Jannette Berkley-Patton will focus on overcoming health barriers with African Americans
A portrait of Jannette Berkley-Patton with the stained glass windows of a church in the background.

The National Institutes of Health awarded a $3.3 million grant to Jannette Berkley-Patton, professor, at the University of Missouri-Kansas City School of Medicine, to help improve diabetes prevention outcomes with African Americans.

“This is an extension of what we’ve been doing in the School of Medicine with Project FIT, which stands for Faith Influencing Transformation” says Berkley-Patton, Ph.D., director of the UMKC Health Equity Institute and the Community Health Research Group. With Project FIT, nearly 900 people have participated in the program and more than 200 medical, physician assistant, nursing and health studies and psychology students have been trained as FIT health coaches to help deliver the program.

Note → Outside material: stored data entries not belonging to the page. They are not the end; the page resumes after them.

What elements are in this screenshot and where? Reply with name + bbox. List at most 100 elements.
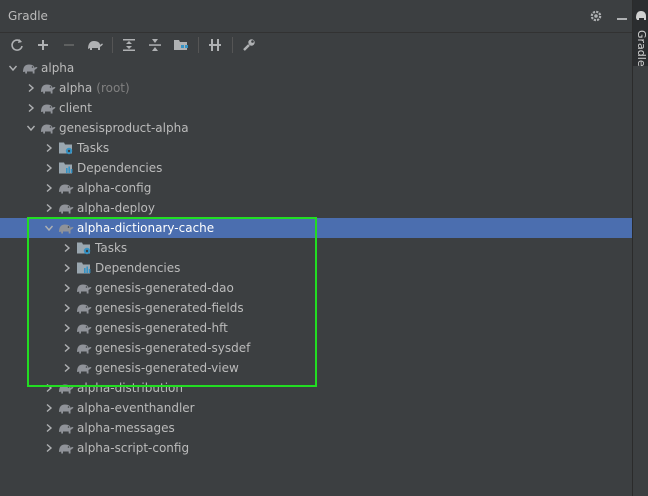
- side-tab-label: Gradle: [635, 30, 648, 67]
- chevron-right-icon[interactable]: [60, 241, 74, 255]
- dependencies-icon: [76, 260, 92, 276]
- right-tool-stripe: Gradle: [632, 0, 648, 496]
- tree-row-label: Tasks: [95, 241, 128, 255]
- tree-row[interactable]: alpha-dictionary-cache: [0, 218, 632, 238]
- chevron-right-icon[interactable]: [42, 201, 56, 215]
- chevron-right-icon[interactable]: [42, 401, 56, 415]
- tree-row-label: alpha-eventhandler: [77, 401, 195, 415]
- collapse-all-icon[interactable]: [144, 34, 166, 56]
- tree-row[interactable]: alpha-config: [0, 178, 632, 198]
- add-icon[interactable]: [32, 34, 54, 56]
- tree-row[interactable]: alpha (root): [0, 78, 632, 98]
- chevron-right-icon[interactable]: [42, 161, 56, 175]
- tree-row[interactable]: Tasks: [0, 138, 632, 158]
- group-modules-icon[interactable]: [170, 34, 192, 56]
- tree-row-label: genesis-generated-dao: [95, 281, 234, 295]
- chevron-right-icon[interactable]: [60, 281, 74, 295]
- gradle-toolbar: [0, 32, 632, 56]
- tree-row[interactable]: genesis-generated-fields: [0, 298, 632, 318]
- refresh-icon[interactable]: [6, 34, 28, 56]
- remove-icon[interactable]: [58, 34, 80, 56]
- dependencies-icon: [58, 160, 74, 176]
- tree-row[interactable]: alpha-messages: [0, 418, 632, 438]
- gradle-tool-window: Gradle alpha alpha (root) client genesis…: [0, 0, 632, 496]
- tree-row-label: alpha-dictionary-cache: [77, 221, 215, 235]
- tree-row[interactable]: alpha: [0, 58, 632, 78]
- elephant-icon: [76, 320, 92, 336]
- tree-row-label: genesis-generated-fields: [95, 301, 244, 315]
- tree-row-label: alpha-distribution: [77, 381, 183, 395]
- expand-all-icon[interactable]: [118, 34, 140, 56]
- tree-row-label: Dependencies: [77, 161, 163, 175]
- chevron-right-icon[interactable]: [42, 141, 56, 155]
- chevron-down-icon[interactable]: [6, 61, 20, 75]
- tree-row[interactable]: genesis-generated-hft: [0, 318, 632, 338]
- tree-row-label: Tasks: [77, 141, 110, 155]
- chevron-right-icon[interactable]: [60, 361, 74, 375]
- elephant-icon: [76, 360, 92, 376]
- chevron-right-icon[interactable]: [42, 181, 56, 195]
- tree-row[interactable]: alpha-distribution: [0, 378, 632, 398]
- elephant-icon: [40, 100, 56, 116]
- hide-minimize-icon[interactable]: [612, 6, 632, 26]
- elephant-icon[interactable]: [84, 34, 106, 56]
- tree-row[interactable]: alpha-deploy: [0, 198, 632, 218]
- header-actions: [586, 6, 632, 26]
- chevron-right-icon[interactable]: [60, 341, 74, 355]
- settings-wrench-icon[interactable]: [238, 34, 260, 56]
- elephant-icon: [40, 120, 56, 136]
- tree-row-label: genesis-generated-sysdef: [95, 341, 251, 355]
- elephant-icon: [58, 420, 74, 436]
- tree-row[interactable]: Tasks: [0, 238, 632, 258]
- tree-row[interactable]: alpha-script-config: [0, 438, 632, 458]
- tree-row-label: alpha-deploy: [77, 201, 155, 215]
- settings-gear-icon[interactable]: [586, 6, 606, 26]
- tree-row[interactable]: Dependencies: [0, 258, 632, 278]
- elephant-icon: [58, 200, 74, 216]
- tree-row-label: genesisproduct-alpha: [59, 121, 189, 135]
- chevron-right-icon[interactable]: [42, 421, 56, 435]
- toolbar-separator: [112, 36, 113, 53]
- elephant-icon: [76, 340, 92, 356]
- chevron-down-icon[interactable]: [24, 121, 38, 135]
- toolbar-separator: [198, 36, 199, 53]
- chevron-right-icon[interactable]: [24, 101, 38, 115]
- chevron-right-icon[interactable]: [24, 81, 38, 95]
- chevron-right-icon[interactable]: [42, 441, 56, 455]
- tree-row[interactable]: genesis-generated-sysdef: [0, 338, 632, 358]
- chevron-right-icon[interactable]: [42, 381, 56, 395]
- tool-window-header: Gradle: [0, 0, 632, 32]
- tasks-folder-icon: [58, 140, 74, 156]
- tool-window-title: Gradle: [8, 9, 48, 23]
- toggle-offline-icon[interactable]: [204, 34, 226, 56]
- tree-row-sublabel: (root): [96, 81, 130, 95]
- elephant-icon: [76, 300, 92, 316]
- elephant-icon: [58, 180, 74, 196]
- tree-row[interactable]: client: [0, 98, 632, 118]
- tasks-folder-icon: [76, 240, 92, 256]
- elephant-icon: [40, 80, 56, 96]
- elephant-icon: [76, 280, 92, 296]
- tree-row-label: alpha: [59, 81, 93, 95]
- gradle-project-tree: alpha alpha (root) client genesisproduct-alp…: [0, 58, 632, 496]
- tree-row[interactable]: Dependencies: [0, 158, 632, 178]
- chevron-right-icon[interactable]: [60, 321, 74, 335]
- tree-row-label: Dependencies: [95, 261, 181, 275]
- elephant-icon: [58, 220, 74, 236]
- tree-row[interactable]: alpha-eventhandler: [0, 398, 632, 418]
- tree-row-label: genesis-generated-hft: [95, 321, 228, 335]
- chevron-down-icon[interactable]: [42, 221, 56, 235]
- tree-row-label: genesis-generated-view: [95, 361, 239, 375]
- elephant-icon: [22, 60, 38, 76]
- tree-row-label: alpha-messages: [77, 421, 175, 435]
- chevron-right-icon[interactable]: [60, 261, 74, 275]
- tree-row[interactable]: genesis-generated-dao: [0, 278, 632, 298]
- gradle-side-tab[interactable]: Gradle: [633, 0, 648, 67]
- tree-row[interactable]: genesisproduct-alpha: [0, 118, 632, 138]
- elephant-icon: [58, 380, 74, 396]
- chevron-right-icon[interactable]: [60, 301, 74, 315]
- tree-row-label: alpha-script-config: [77, 441, 190, 455]
- tree-row-label: client: [59, 101, 92, 115]
- tree-row[interactable]: genesis-generated-view: [0, 358, 632, 378]
- toolbar-separator: [232, 36, 233, 53]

At UMKC, Berkley-Patton has won other significant grants that focus on improving the health of African Americans, and each centers on health inequities and community-engaged research with African American community-based organizations, including places of worship because of their cultural importance. This new five-year grant, which starts on April 1, will include similar strategies. To date, Berkley-Patton’s work has been supported by more than $10 million in federal grants over the past 14 years.

The grant will tailor the Centers for Disease Control and Prevention’s National Diabetes Prevention Program, an evidence-based lifestyle change intervention, with 360 African American pre-diabetic participants recruited from Truman Medical Centers. The program includes 22 group sessions that take place over one year and primarily focuses on eating healthier and exercising regularly.

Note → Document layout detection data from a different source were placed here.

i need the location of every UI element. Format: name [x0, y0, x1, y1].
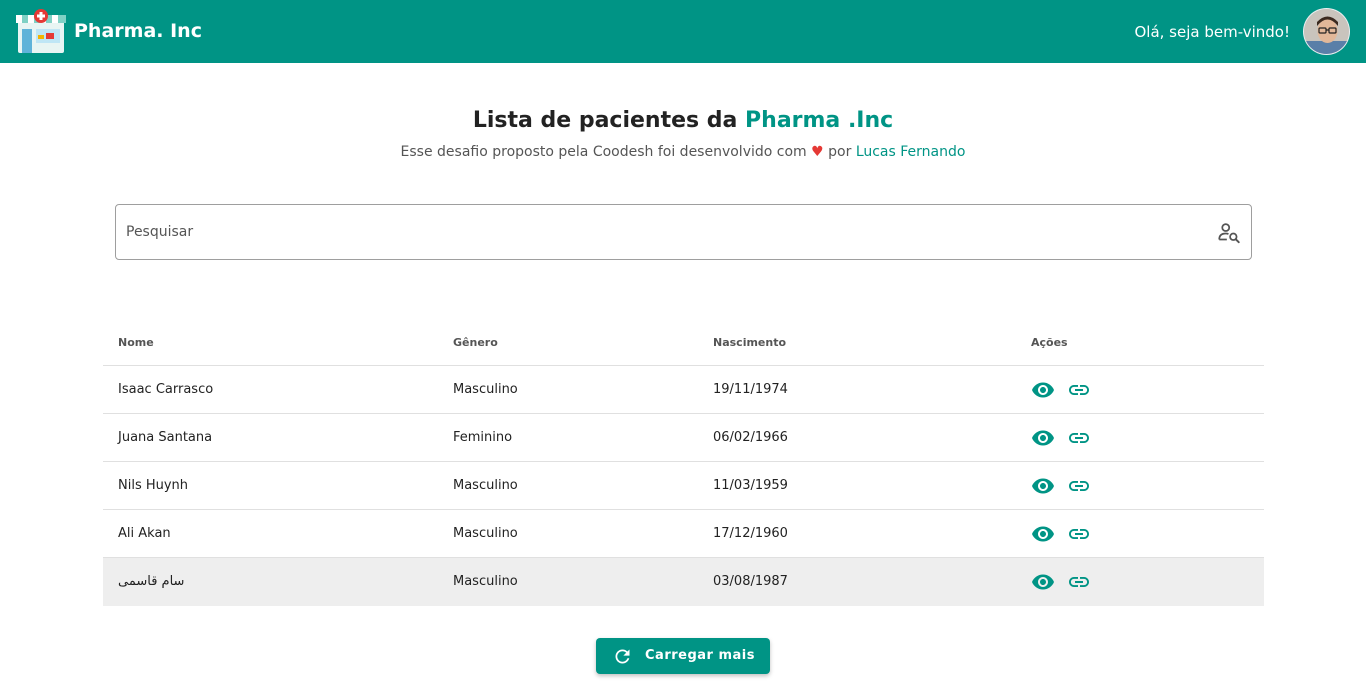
load-more-label: Carregar mais [645, 648, 755, 663]
table-row[interactable]: Isaac Carrasco Masculino 19/11/1974 [103, 366, 1264, 414]
patient-gender: Feminino [453, 430, 513, 445]
top-app-bar: Pharma. Inc Olá, seja bem-vindo! [0, 0, 1366, 63]
patient-name: Nils Huynh [118, 478, 189, 493]
load-more-button[interactable]: Carregar mais [596, 638, 770, 674]
column-header-actions: Ações [1031, 336, 1068, 349]
page-title: Lista de pacientes da Pharma .Inc [0, 108, 1366, 133]
eye-icon[interactable] [1031, 570, 1055, 594]
refresh-icon [612, 646, 633, 667]
link-icon[interactable] [1067, 522, 1091, 546]
patient-gender: Masculino [453, 382, 518, 397]
heart-icon: ♥ [811, 144, 824, 160]
patient-gender: Masculino [453, 478, 518, 493]
greeting-text: Olá, seja bem-vindo! [1134, 23, 1290, 41]
patient-gender: Masculino [453, 574, 518, 589]
page-subtitle: Esse desafio proposto pela Coodesh foi d… [0, 144, 1366, 160]
brand-title: Pharma. Inc [74, 20, 202, 42]
table-row[interactable]: سام قاسمی Masculino 03/08/1987 [103, 558, 1264, 606]
link-icon[interactable] [1067, 570, 1091, 594]
patient-birth: 06/02/1966 [713, 430, 788, 445]
patient-name: Juana Santana [118, 430, 213, 445]
column-header-gender[interactable]: Gênero [453, 336, 498, 349]
subtitle-text: Esse desafio proposto pela Coodesh foi d… [400, 144, 812, 160]
eye-icon[interactable] [1031, 522, 1055, 546]
patient-birth: 11/03/1959 [713, 478, 788, 493]
link-icon[interactable] [1067, 378, 1091, 402]
link-icon[interactable] [1067, 426, 1091, 450]
patient-name: سام قاسمی [118, 574, 185, 589]
patient-birth: 03/08/1987 [713, 574, 788, 589]
subtitle-by: por [823, 144, 856, 160]
search-box [115, 204, 1252, 260]
patients-table: Nome Gênero Nascimento Ações Isaac Carra… [103, 318, 1264, 606]
eye-icon[interactable] [1031, 474, 1055, 498]
person-search-icon[interactable] [1216, 220, 1242, 246]
page-title-prefix: Lista de pacientes da [472, 108, 746, 133]
eye-icon[interactable] [1031, 378, 1055, 402]
search-input[interactable] [126, 205, 1206, 259]
author-link[interactable]: Lucas Fernando [856, 144, 966, 160]
pharmacy-store-icon[interactable] [16, 9, 66, 54]
patient-birth: 17/12/1960 [713, 526, 788, 541]
column-header-name[interactable]: Nome [118, 336, 154, 349]
table-row[interactable]: Nils Huynh Masculino 11/03/1959 [103, 462, 1264, 510]
table-row[interactable]: Juana Santana Feminino 06/02/1966 [103, 414, 1264, 462]
table-row[interactable]: Ali Akan Masculino 17/12/1960 [103, 510, 1264, 558]
table-header: Nome Gênero Nascimento Ações [103, 318, 1264, 366]
patient-name: Isaac Carrasco [118, 382, 214, 397]
patient-birth: 19/11/1974 [713, 382, 788, 397]
patient-name: Ali Akan [118, 526, 171, 541]
page-title-accent: Pharma .Inc [745, 108, 894, 133]
column-header-birth[interactable]: Nascimento [713, 336, 786, 349]
user-avatar[interactable] [1303, 8, 1350, 55]
link-icon[interactable] [1067, 474, 1091, 498]
eye-icon[interactable] [1031, 426, 1055, 450]
patient-gender: Masculino [453, 526, 518, 541]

Preventing diabetes can help stave off other associated chronic health issues including blindness, kidney failure and heart disease. 

People who participate in the CDC program aim to lose 5 to 7 percent of their body weight and exercise 150 minutes per week, which have been shown to reduce the risk of diabetes by up to 60 percent. The program has also been found to outperform pre-diabetes drugs such as Metformin.

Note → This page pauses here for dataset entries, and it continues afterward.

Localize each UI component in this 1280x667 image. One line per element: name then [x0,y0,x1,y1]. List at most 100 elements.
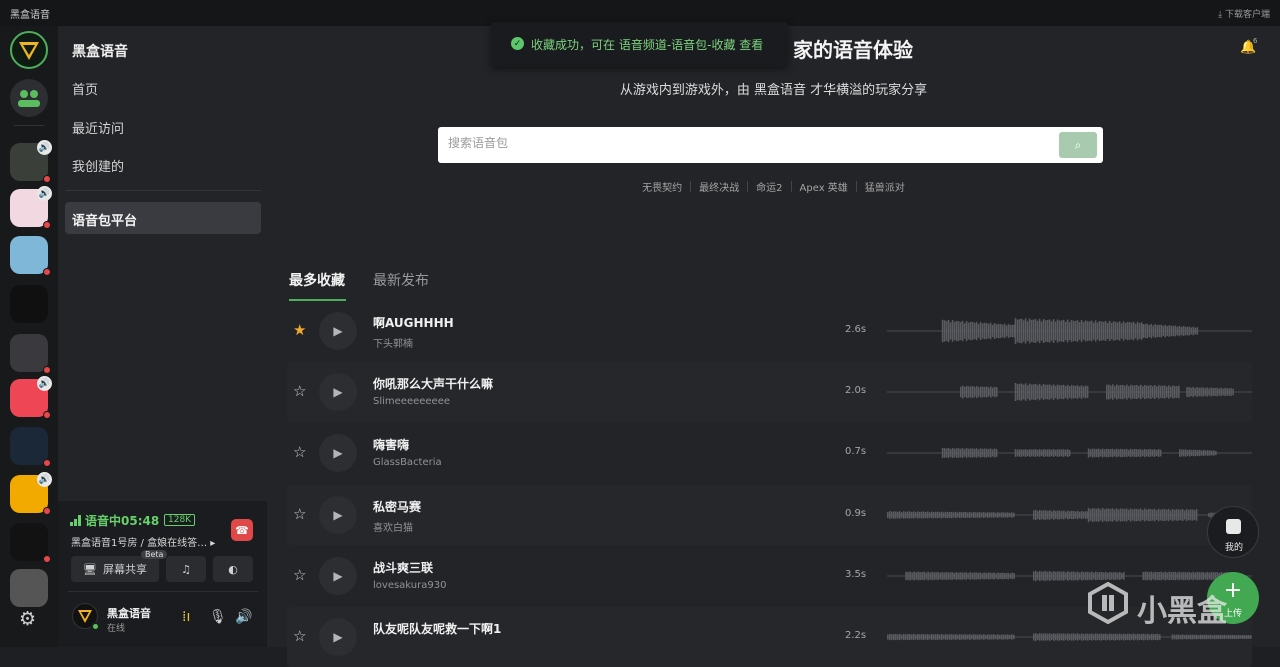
friends-icon[interactable] [10,79,48,117]
tag-item[interactable]: 最终决战 [699,179,739,194]
my-packs-button[interactable]: 我的 [1207,506,1259,558]
valorant-icon[interactable]: 🔊 [10,379,48,417]
settings-gear-icon[interactable]: ⚙ [19,608,36,630]
hang-up-button[interactable]: ☎ [231,519,253,541]
voice-status-text: 语音中05:48 [85,512,159,529]
toast-notification: ✓ 收藏成功，可在 语音频道-语音包-收藏 查看 [491,22,788,67]
sidebar-item-recent[interactable]: 最近访问 [72,118,124,137]
play-icon: ▶ [333,630,342,644]
screen-share-button[interactable]: 🖥屏幕共享 [71,556,159,582]
tab-latest[interactable]: 最新发布 [373,270,429,290]
destiny-icon[interactable] [10,334,48,372]
unread-dot [43,366,51,374]
toast-message[interactable]: 收藏成功，可在 语音频道-语音包-收藏 查看 [531,36,763,53]
sidebar-item-voice-pack-platform[interactable]: 语音包平台 [65,202,261,234]
signal-bars-icon [70,515,81,526]
phone-hangup-icon: ☎ [235,524,249,537]
cloud-icon[interactable] [10,569,48,607]
heybox-home-icon[interactable] [10,31,48,69]
play-icon: ▶ [333,508,342,522]
tab-most-favorited[interactable]: 最多收藏 [289,270,345,290]
speaker-icon: 🔊 [37,376,52,391]
room-name-text: 黑盒语音1号房 / 盒娘在线答… [71,538,207,549]
watermark: 小黑盒 [1087,580,1247,630]
steam-icon[interactable] [10,427,48,465]
tag-item[interactable]: 猛兽派对 [865,179,905,194]
app-title: 黑盒语音 [10,6,50,21]
activity-button[interactable]: ◐ [213,556,253,582]
clip-title: 嗨害嗨 [373,436,409,453]
clip-title: 私密马赛 [373,498,421,515]
tag-item[interactable]: Apex 英雄 [800,179,848,194]
play-button[interactable]: ▶ [319,496,357,534]
play-button[interactable]: ▶ [319,618,357,656]
speaker-icon[interactable]: 🔊 [235,609,252,625]
search-icon: ⌕ [1075,138,1082,153]
play-icon: ▶ [333,385,342,399]
unread-dot [43,507,51,515]
waveform[interactable] [887,316,1252,346]
anime-icon[interactable]: 🔊 [10,189,48,227]
cat-icon[interactable] [10,523,48,561]
list-item[interactable]: ☆▶你吼那么大声干什么嘛Slimeeeeeeeee2.0s [287,362,1252,422]
unread-dot [43,411,51,419]
clip-author: 喜欢白猫 [373,519,413,534]
download-client-link[interactable]: ⤓ 下载客户端 [1218,7,1270,20]
heybox-watermark-icon [1087,582,1129,624]
sidebar-item-home[interactable]: 首页 [72,79,98,98]
heybox-icon[interactable] [10,285,48,323]
list-item[interactable]: ☆ ▶ 私密马赛喜欢白猫 0.9s [287,485,1252,545]
microphone-icon[interactable]: 🎙 [209,609,227,625]
hero-title: 家的语音体验 [793,34,913,63]
palworld-icon[interactable] [10,236,48,274]
hero-subtitle: 从游戏内到游戏外，由 黑盒语音 才华横溢的玩家分享 [267,79,1280,98]
pubg-icon[interactable]: 🔊 [10,475,48,513]
play-button[interactable]: ▶ [319,312,357,350]
play-button[interactable]: ▶ [319,557,357,595]
waveform[interactable] [887,377,1252,407]
tag-item[interactable]: 无畏契约 [642,179,682,194]
play-button[interactable]: ▶ [319,373,357,411]
chevron-right-icon: ▸ [210,538,215,549]
sidebar-title: 黑盒语音 [72,41,128,61]
room-name[interactable]: 黑盒语音1号房 / 盒娘在线答… ▸ [71,534,215,549]
star-outline-icon[interactable]: ☆ [293,566,306,584]
star-outline-icon[interactable]: ☆ [293,382,306,400]
beta-badge: Beta [141,550,167,559]
play-icon: ▶ [333,569,342,583]
waveform[interactable] [887,500,1252,530]
notification-count: 6 [1253,37,1257,45]
search-input[interactable] [448,136,1038,150]
unread-dot [43,175,51,183]
star-outline-icon[interactable]: ☆ [293,505,306,523]
speaker-icon: 🔊 [37,186,52,201]
play-button[interactable]: ▶ [319,434,357,472]
unread-dot [43,268,51,276]
star-filled-icon[interactable]: ★ [293,321,306,339]
clip-author: lovesakura930 [373,580,446,591]
sidebar-item-created[interactable]: 我创建的 [72,156,124,175]
clip-duration: 0.9s [845,508,866,519]
hot-tags: 无畏契约 最终决战 命运2 Apex 英雄 猛兽派对 [267,179,1280,194]
genshin-icon[interactable]: 🔊 [10,143,48,181]
music-note-icon: ♫ [181,563,191,576]
star-outline-icon[interactable]: ☆ [293,627,306,645]
monitor-icon: 🖥 [83,563,97,576]
star-outline-icon[interactable]: ☆ [293,443,306,461]
noise-suppression-icon[interactable]: ⁞ı [182,609,190,625]
soundboard-button[interactable]: ♫ [166,556,206,582]
clip-duration: 3.5s [845,569,866,580]
heybox-logo-icon [12,33,46,67]
rocket-icon: ◐ [228,563,238,576]
friends-glyph-icon [10,79,48,117]
speaker-icon: 🔊 [37,140,52,155]
voice-connection-panel: 语音中05:48 128K ☎ 黑盒语音1号房 / 盒娘在线答… ▸ 🖥屏幕共享… [58,501,267,647]
tag-item[interactable]: 命运2 [756,179,782,194]
play-icon: ▶ [333,324,342,338]
speaker-icon: 🔊 [37,472,52,487]
waveform[interactable] [887,438,1252,468]
list-item[interactable]: ★▶啊AUGHHHH下头郭楠2.6s [287,301,1252,361]
clip-duration: 2.2s [845,630,866,641]
list-item[interactable]: ☆▶嗨害嗨GlassBacteria0.7s [287,423,1252,483]
search-button[interactable]: ⌕ [1059,132,1097,158]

However, African Americans typically don’t fare as well, especially women and those with low incomes. Some of the issues include barriers such as cost of the program, transportation, childcare, access to healthy food and places to exercise. These barriers are often referred to as social determinants of health.

“With the grant, we’re trying to address every barrier related to social determinants,” Berkley-Patton said. “The most successful outcomes are correlated with attending the sessions – the more sessions attended, the better the outcomes.” 

The grant will support linking Truman Medical Centers patients to FIT Diabetes Prevention Program classes in their home communities via church, community center or neighborhood association settings. The program will be culturally-tailored for African American adults. The program is at no cost to the participant – typically it costs $450 per year. In addition to Truman Medical Centers, program partners include several urban Kansas City churches, Calvary Outreach Network, YMCA, Chestnut Resource Center, KC Care Health Center, Children’s Mercy and the University of Kansas.

Although the grant begins this week during a pandemic that has Americans sheltering in place and working from home, the first year of the grant is a planning year.

“With this grant, we are looking forward to further refining our current Project FIT program to have trained UMKC students and community members working side-by-side as FIT coaches,” says Carole Bowe Thompson, project director, UMKC Community Health Research Group.

The program will be launched by this time next year.